The coin, called “JRR Token,” was set up by Florida-based developer Matthew Jensen and launched in August 2021.
An accompanying website, jrrtoken.com, which later became thetokenofpower.com, was also launched to sell and promote the cryptocurrency and contained images of wizards, including one who looked like Gandalf from “The Hobbit,” and other images relating to Tolkien’s works, lawyers representing the estate said.
The sites also included the phrase, “The One Token That Rules Them All,” seemingly a play on words taken from the books’ central element, “one ring to rule them all.”
One of the websites, jrrtoken.com, is no longer available, while thetokenofpower.com now leads to an empty blog page.
Family and the estate of Tolkien brought legal action against the digital token’s creator on Aug. 7, when they filed a complaint with the World Intellectual Property Organization (WIPO) Arbitration and Mediation Center, one day after tokens for the cryptocurrency went on sale.
They argued that Tolkien’s famous trademark can be recognized in the website’s name and that its content trades off the English professor’s reputation.
“The disputed domain name constitutes an impersonation of the Complainant’s trademark J R R TOLKIEN and its domain names including jrrtolkien.com and can be viewed only as an instrument of fraud, specifically designed to mislead internet users into believing that it and the website to which it resolves have some legitimate commercial connection with the Complainant,” lawyers said.
“The Respondent’s conduct in this regard is aggravated by the use of the disputed domain name for a website purportedly relating to cryptocurrency, which is in itself a highly contentious area of activity,” lawyers continued.
“It is obvious from the Respondent’s selection of the disputed domain name and its use in connection with a website referencing the works of Professor J.R.R. Tolkien that the Respondent registered the disputed domain name in the knowledge of the Complainant’s trademarks and with the intention of taking unfair commercial advantage of the enormous goodwill attaching to them,” they added.
‘Journey through Risk to Reward’
The developer said that the website name “is not identical or confusingly similar” to the J.R.R. Tolkien trademark and “the fact that the disputed domain name brings to mind the complainant’s trademarks is indicative of the parody evoked by the JRR Token mark, not of any purported bad faith.”
Jensen further argued that “JRR” stood for “Journey through Risk to Reward,” a reference to “a unique form of digital currency.”
The Epoch Times has contacted lawyers for Jensen and Tolkien’s estate for comment.
But the WIPO on Tuesday agreed with lawyers for Tolkien’s family and estate, explaining that, “There is no doubt that the respondent was aware of Tolkien’s works and created a website to trade off the fame of these works.”
“It is not clear to the panel what ‘Journey through Risk to Reward’ actually means, and why the term ‘journey’ is relevant to the purchase of tokens,” the panel said.
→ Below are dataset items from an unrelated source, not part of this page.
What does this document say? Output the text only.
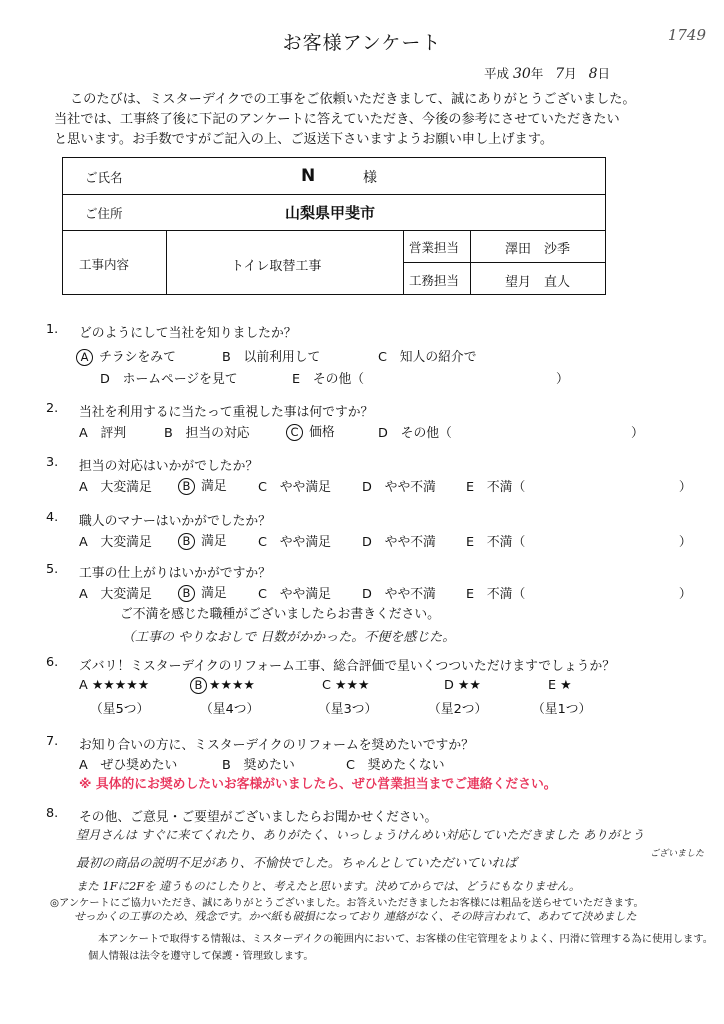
お客様アンケート	1749
平成 30年 7月 8日
このたびは、ミスターデイクでの工事をご依頼いただきまして、誠にありがとうございました。
当社では、工事終了後に下記のアンケートに答えていただき、今後の参考にさせていただきたい
と思います。お手数ですがご記入の上、ご返送下さいますようお願い申し上げます。
ご氏名	N	様
ご住所	山梨県甲斐市
工事内容	トイレ取替工事
営業担当	澤田　沙季
工務担当	望月　直人
1. どのようにして当社を知りましたか？
A チラシをみて	B　以前利用して	C　知人の紹介で
D　ホームページを見て	E　その他（　　　　　　　　　　　　　　　）
2. 当社を利用するに当たって重視した事は何ですか？
A　評判	B　担当の対応	C 価格	D　その他（　　　　　　　　　　　　　　）
3. 担当の対応はいかがでしたか？
A　大変満足	B 満足 C　やや満足 D　やや不満 E　不満（　　　　　　　　　　　　）
4. 職人のマナーはいかがでしたか？
A　大変満足	B 満足 C　やや満足 D　やや不満 E　不満（　　　　　　　　　　　　）
5. 工事の仕上がりはいかがですか？
A　大変満足	B 満足 C　やや満足 D　やや不満 E　不満（　　　　　　　　　　　　）
ご不満を感じた職種がございましたらお書きください。
（工事の やりなおしで 日数がかかった。不便を感じた。
6. ズバリ！ミスターデイクのリフォーム工事、総合評価で星いくつついただけますでしょうか？
A ★★★★★
（星5つ）
B ★★★★
（星4つ）
C ★★★
（星3つ）
D ★★
（星2つ）
E ★
（星1つ）
7. お知り合いの方に、ミスターデイクのリフォームを奨めたいですか？
A　ぜひ奨めたい	B　奨めたい	C　奨めたくない
※ 具体的にお奨めしたいお客様がいましたら、ぜひ営業担当までご連絡ください。
8. その他、ご意見・ご要望がございましたらお聞かせください。
望月さんは すぐに来てくれたり、ありがたく、いっしょうけんめい対応していただきました ありがとう
ございました
最初の商品の説明不足があり、不愉快でした。ちゃんとしていただいていれば
また 1Fに2Fを 違うものにしたりと、考えたと思います。決めてからでは、どうにもなりません。
せっかくの工事のため、残念です。かべ紙も破損になっており 連絡がなく、その時言われて、あわてて決めました
◎アンケートにご協力いただき、誠にありがとうございました。お答えいただきましたお客様には粗品を送らせていただきます。
本アンケートで取得する情報は、ミスターデイクの範囲内において、お客様の住宅管理をよりよく、円滑に管理する為に使用します。
個人情報は法令を遵守して保護・管理致します。
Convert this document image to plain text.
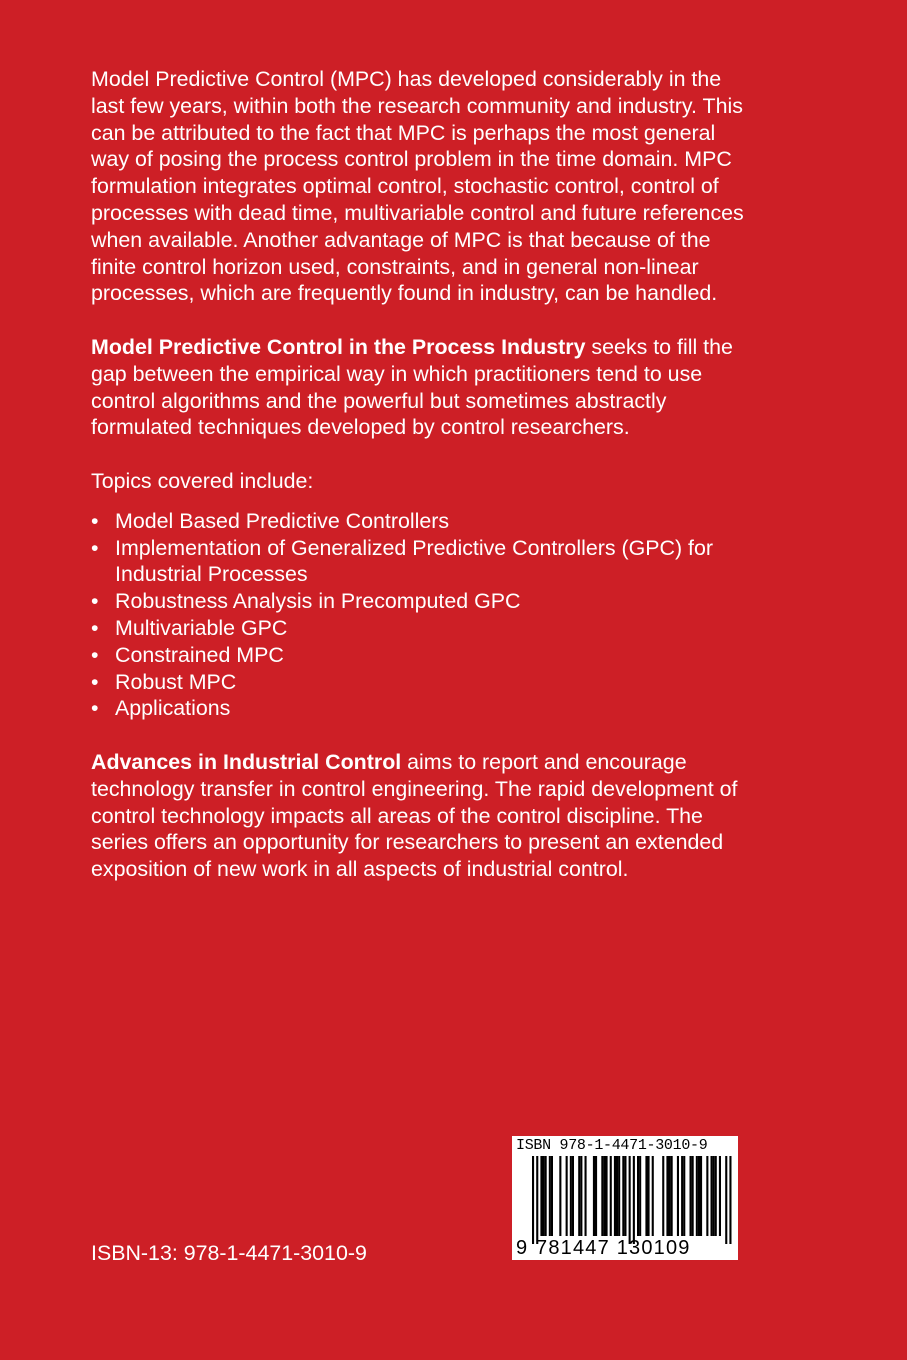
Model Predictive Control (MPC) has developed considerably in the last few years, within both the research community and industry. This can be attributed to the fact that MPC is perhaps the most general way of posing the process control problem in the time domain. MPC formulation integrates optimal control, stochastic control, control of processes with dead time, multivariable control and future references when available. Another advantage of MPC is that because of the finite control horizon used, constraints, and in general non-linear processes, which are frequently found in industry, can be handled.

Model Predictive Control in the Process Industry seeks to fill the gap between the empirical way in which practitioners tend to use control algorithms and the powerful but sometimes abstractly formulated techniques developed by control researchers.

Topics covered include:

• Model Based Predictive Controllers
• Implementation of Generalized Predictive Controllers (GPC) for Industrial Processes
• Robustness Analysis in Precomputed GPC
• Multivariable GPC
• Constrained MPC
• Robust MPC
• Applications

Advances in Industrial Control aims to report and encourage technology transfer in control engineering. The rapid development of control technology impacts all areas of the control discipline. The series offers an opportunity for researchers to present an extended exposition of new work in all aspects of industrial control.

ISBN-13: 978-1-4471-3010-9
ISBN 978-1-4471-3010-9
9 781447 130109
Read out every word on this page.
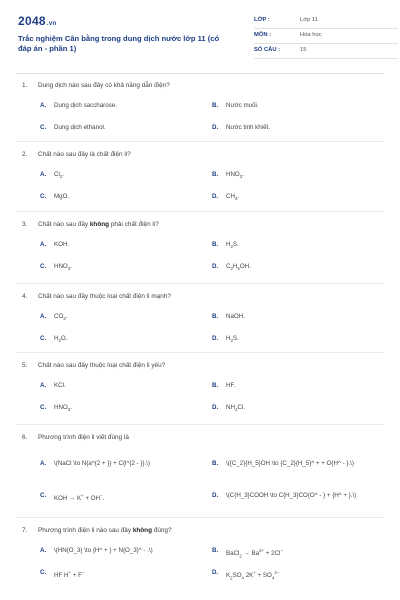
2048.vn
Trắc nghiệm Cân bằng trong dung dịch nước lớp 11 (có đáp án - phần 1)
LỚP :	Lớp 11
MÔN :	Hóa học
SỐ CÂU :	15
1. Dung dịch nào sau đây có khả năng dẫn điện?
A. Dung dịch saccharose.	B. Nước muối.
C. Dung dịch ethanol.	D. Nước tinh khiết.
2. Chất nào sau đây là chất điện li?
A. $Cl_2$.	B. $HNO_3$.
C. MgO.	D. $CH_4$.
3. Chất nào sau đây không phải chất điện li?
A. KOH.	B. $H_2S$.
C. $HNO_3$.	D. $C_2H_5OH$.
4. Chất nào sau đây thuộc loại chất điện li mạnh?
A. $CO_2$.	B. NaOH.
C. $H_2O$.	D. $H_2S$.
5. Chất nào sau đây thuộc loại chất điện li yếu?
A. KCl.	B. HF.
C. $HNO_3$.	D. $NH_4Cl$.
6. Phương trình điện li viết đúng là
A. \(NaCl \to N{a^{2 + }} + C{l^{2 - }}.\)	B. \({C_2}{H_5}OH \to {C_2}{H_5}^ + + O{H^ - }.\)
C. KOH → K+ + OH−.	D. \(C{H_3}COOH \to C{H_3}CO{O^ - } + {H^ + }.\)
7. Phương trình điện li nào sau đây không đúng?
A. \(HN{O_3} \to {H^ + } + N{O_3}^ - .\)	B. BaCl$_2$ → $Ba^{2+} + 2Cl^-$
C. HF H+ + F−	D. $K_2SO_4$ $2K^+ + SO_4^{2-}$
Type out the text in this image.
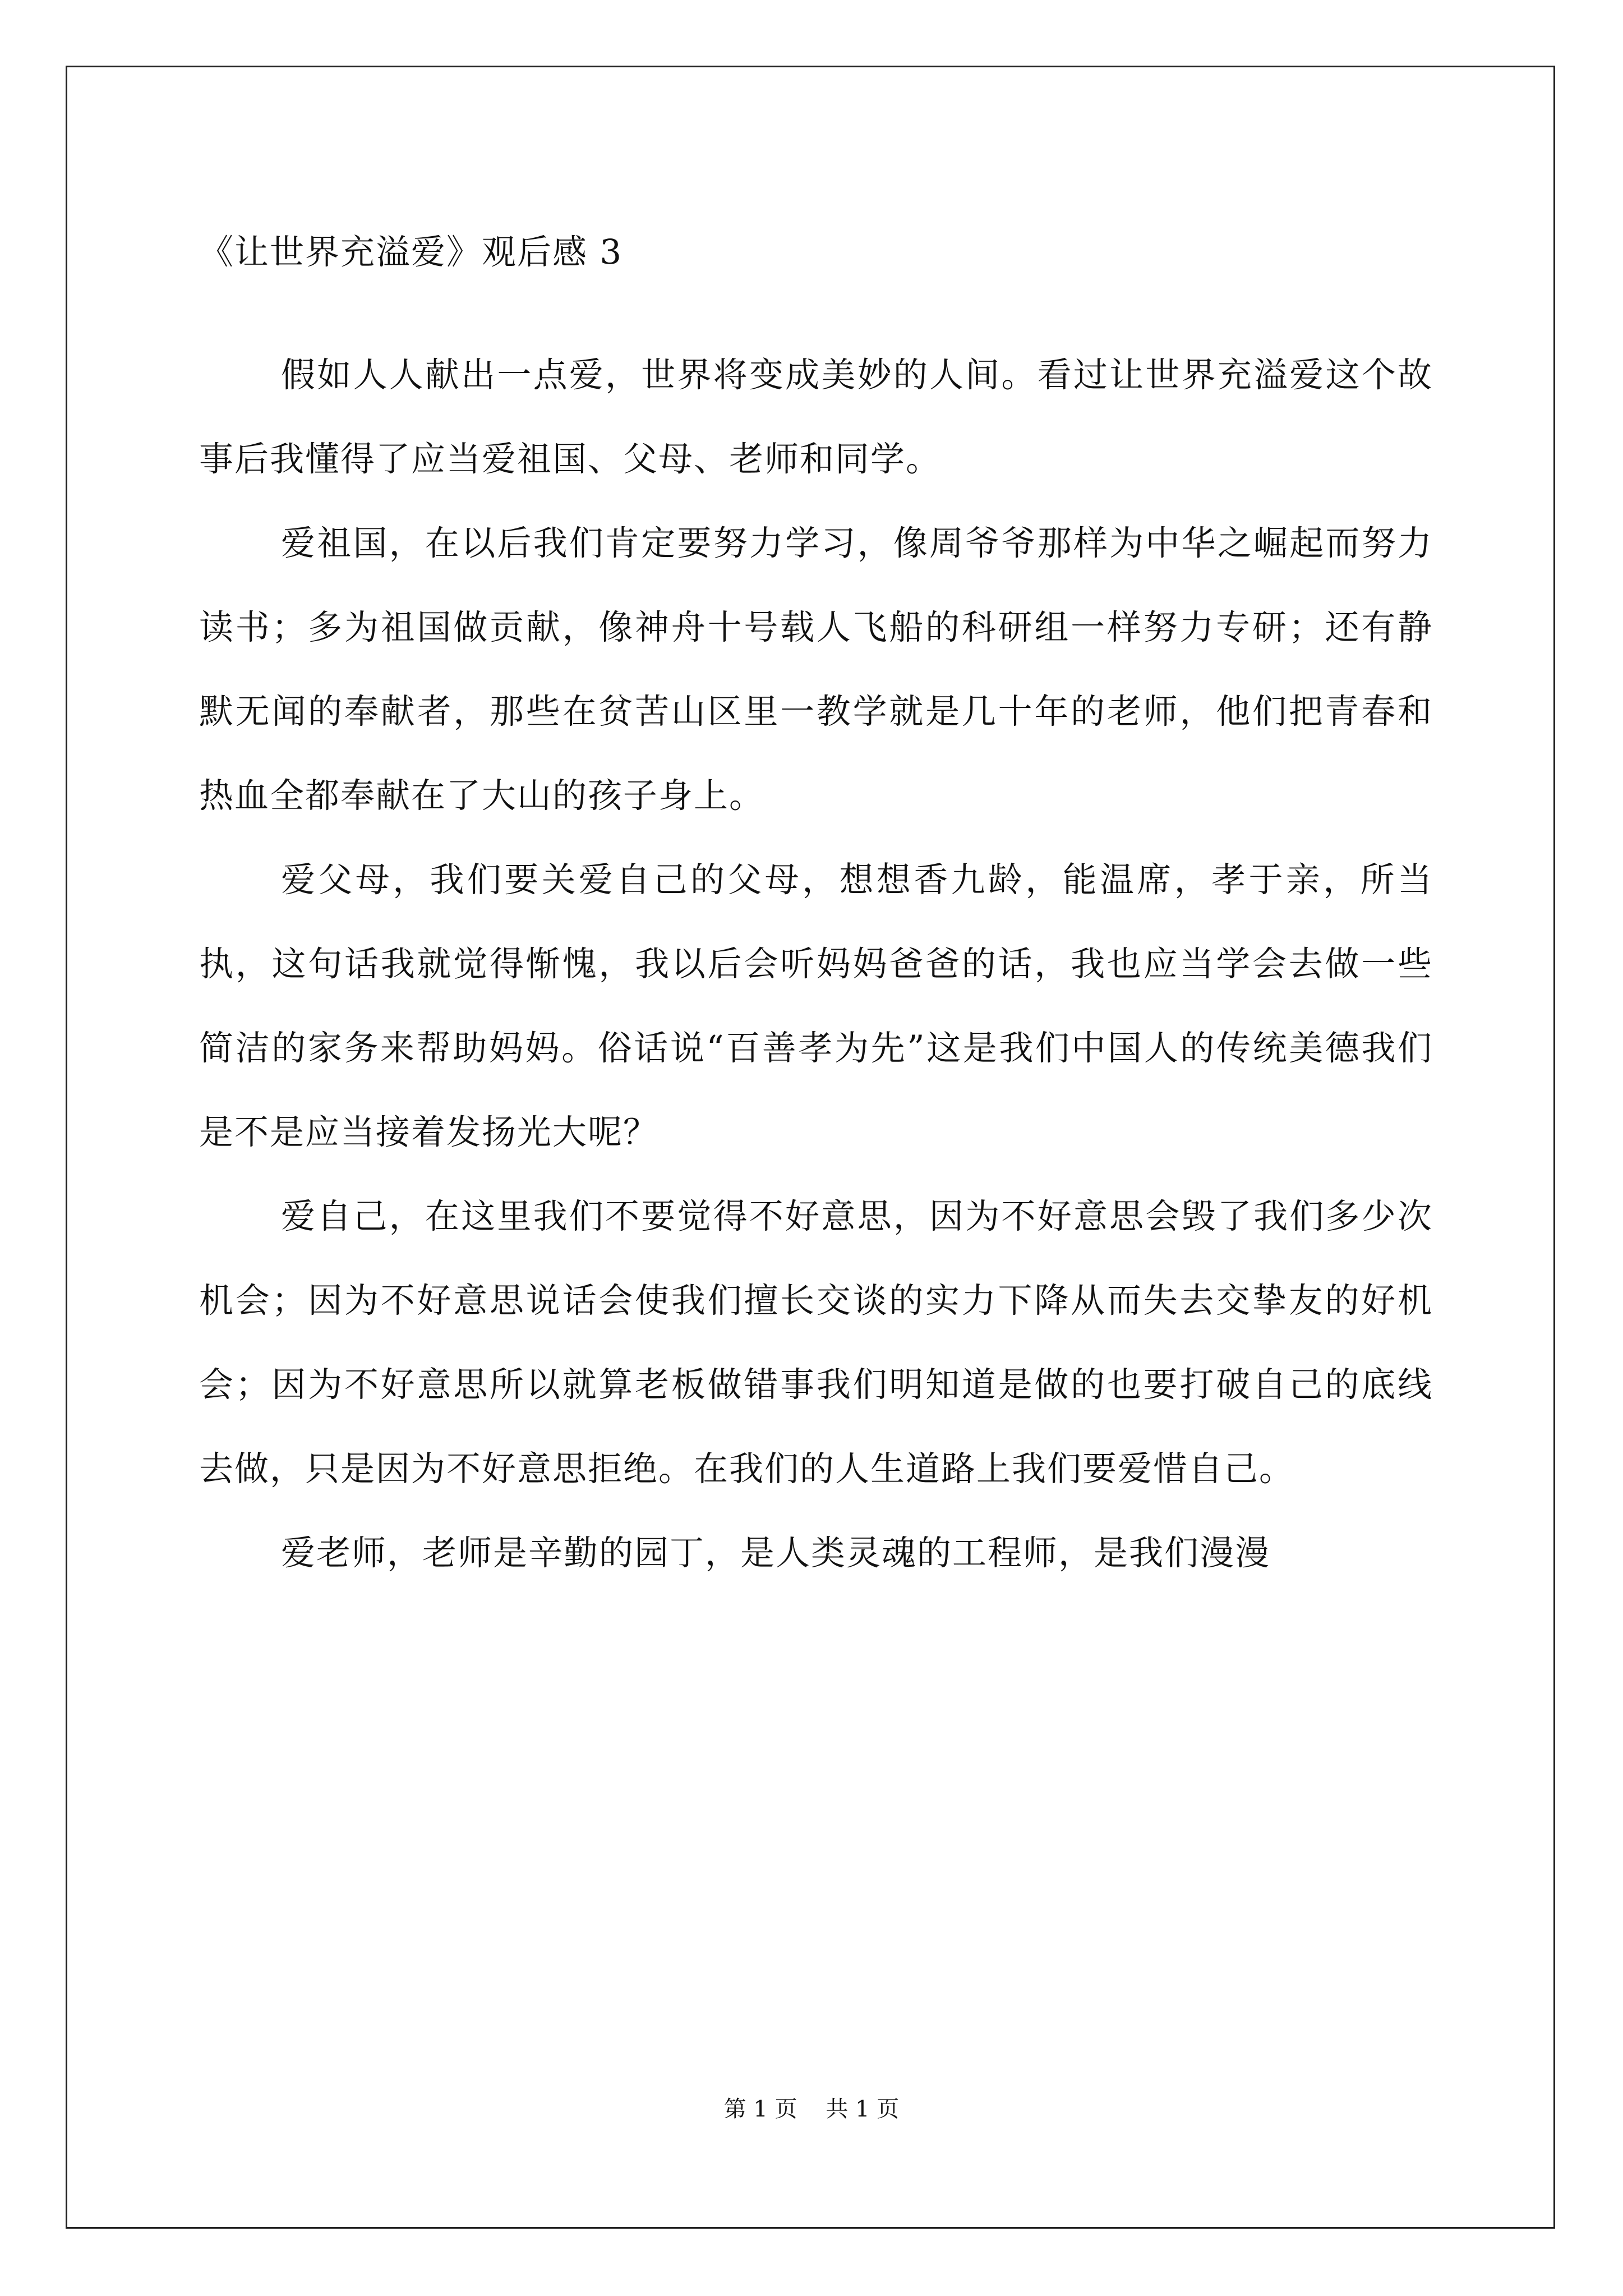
《让世界充溢爱》观后感 3

假如人人献出一点爱，世界将变成美妙的人间。看过让世界充溢爱这个故事后我懂得了应当爱祖国、父母、老师和同学。

爱祖国，在以后我们肯定要努力学习，像周爷爷那样为中华之崛起而努力读书；多为祖国做贡献，像神舟十号载人飞船的科研组一样努力专研；还有静默无闻的奉献者，那些在贫苦山区里一教学就是几十年的老师，他们把青春和热血全都奉献在了大山的孩子身上。

爱父母，我们要关爱自己的父母，想想香九龄，能温席，孝于亲，所当执，这句话我就觉得惭愧，我以后会听妈妈爸爸的话，我也应当学会去做一些简洁的家务来帮助妈妈。俗话说“百善孝为先”这是我们中国人的传统美德我们是不是应当接着发扬光大呢？

爱自己，在这里我们不要觉得不好意思，因为不好意思会毁了我们多少次机会；因为不好意思说话会使我们擅长交谈的实力下降从而失去交挚友的好机会；因为不好意思所以就算老板做错事我们明知道是做的也要打破自己的底线去做，只是因为不好意思拒绝。在我们的人生道路上我们要爱惜自己。

爱老师，老师是辛勤的园丁，是人类灵魂的工程师，是我们漫漫

第 1 页    共 1 页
“The respondent does not specify why the disputed domain name is humorous, funny, or nail-biting and not just a domain name chosen due to its similarities with the [Tolkien estate’s] trademarks, to take commercial advantage of its evocation.”
For these reasons, the panel concluded, Jensen has no rights or any legitimate interests in the website domain name and ordered the developer to transfer it to Tolkien’s estate.
As the cryptocurrency industry continues to thrive, digital coins marketing themselves on popular and well-known brands are appearing more often.
Last month, the popular cryptocurrency known as “SquidGame Cash” or “SQUID” collapsed amid an apparent “rug pull” scam.
The digital token, which appeared in the wake of the success of Netflix’s South Korean survival drama series “Squid Game,” marketed itself as a “play-to-earn cryptocurrency” on the Binance Smart Chain (BSC).
The token was not officially affiliated with Netflix.
While the cryptocurrency proved to be an instant hit when it first launched with a price of just $0.01 and saw its market capitalization quickly rise above $174 million, a number of reports were critical in noting that users were unable to resell their tokens, meaning they held little value.
Within a 24-hour period, the SQUID cryptocurrency peaked at a price of $2,861 before plummeting to $0, and it was widely believed that the creators of the digital token pulled a “rug pull”—a scam whereby the developers of the currency cash out their coins for fiat money, withdrawing everything from the liquidity pool, and in turn driving the coin’s price to zero before abandoning the project.